L'Antitrust comunitario respinge due proposte di fusione care a Berlino, a partire da quella tra Siemems e Almstom per creare il gigante europeo dei treni

La Commissione europea assesta due colpi alla Germania, bocciando la proposta di creazione del grande gruppo di trasporto ferroviario Siemens-Alstom e quella per l’hub del rame dietro la proposta di Wieland di rilevare completamente Aurubis attraverso un acquisto della società e il pacchetto azionario detenuto di Schwermetall.

In entrambi i casi a non convincere sono i rimedi proposti per garantire il corretto funzionamento del mercato. Non vengono assicurati adeguata concorrenza e tutela dei consumatori in termini di prezzi finali. Si verrebbero a creare, in sostanza, gruppi di fatto monopolisti in grado di influenzare domanda, offerta e listini. Qualcosa che non piace alla responsabile dell’Antitrust comunitario, Margrethe Vestager. “Essere grandi non è un problema, ma il mercato è fatto da imprese e consumatori, che vanno tutelati”.

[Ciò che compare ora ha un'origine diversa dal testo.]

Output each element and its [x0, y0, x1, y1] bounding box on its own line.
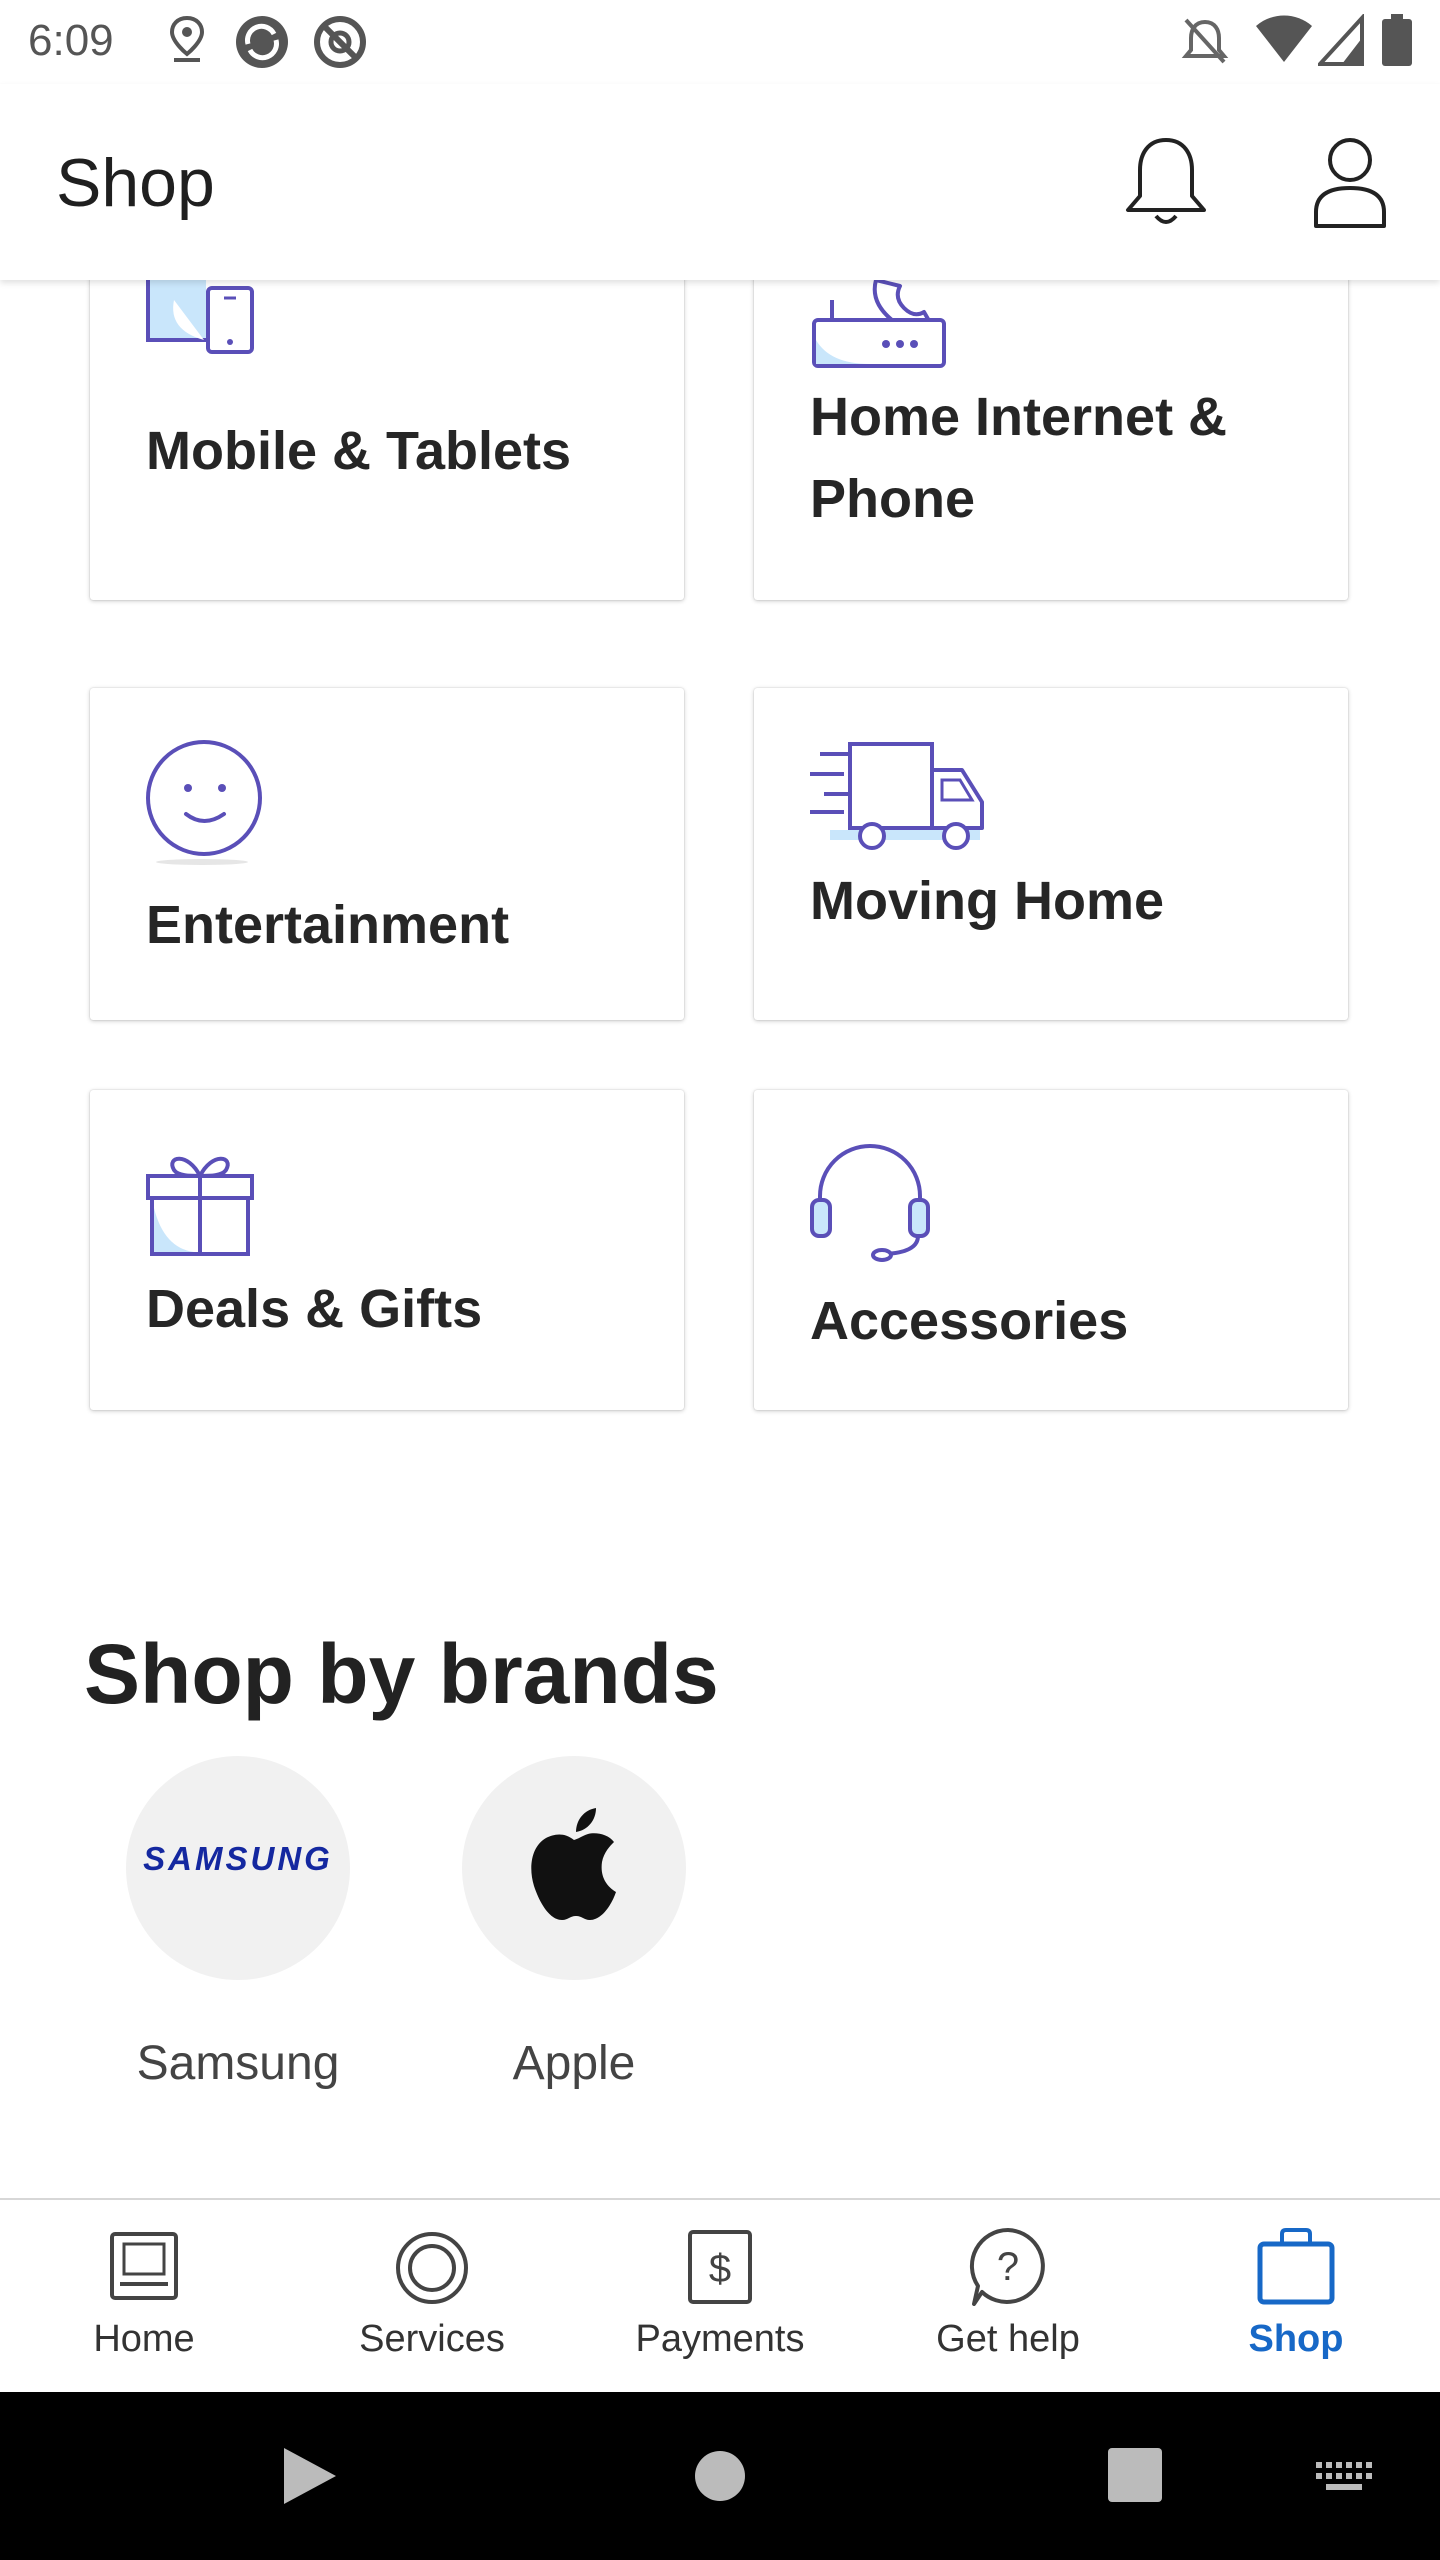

Il primo dei due stop riguarda la proposta di fusione Siemens-Alstom. I tedeschi avevano messo nel mirino il gruppo francesi, e da giorni circolavano indiscrezioni circa una bocciatura. Per Vestager inevitabile, visto che “non rimarrebbe alcuna concorrenza” nel settore dei sistemi di segnalazione, mentre verrebbe ridotto il numero di fornitori di materiale rotabile ad altissima velocità “rimuovendo uno dei due maggiori produttori” di questo tipo di treni. “La decisione di oggi dimostra che abbiamo due campioni del settore trasporti invece di uno”, commenta Vestager, ricordando che “spetta alle parti presentare rimedi”.

Rischi di concentrazione eccessiva sono stati visti invece nell’operazione che Wieland aveva notificato per acquisire Aurubis e le quote di Aurubis detenute da Schwermetall. Una situazione di questo tipo vorrebbe dire per Wieland detenre più del 50% delle quote di mercato della produzione di prodotti in rame, riducendo “significativamente” i margini di attività per i concorrenti.

Queste due operazioni non si possono fare, dunque. “Non è una decisione politica”, dice Vestager. “Ci basiamo sui fatti”. E i fatti parlano di una batosta per il sistema tedesco.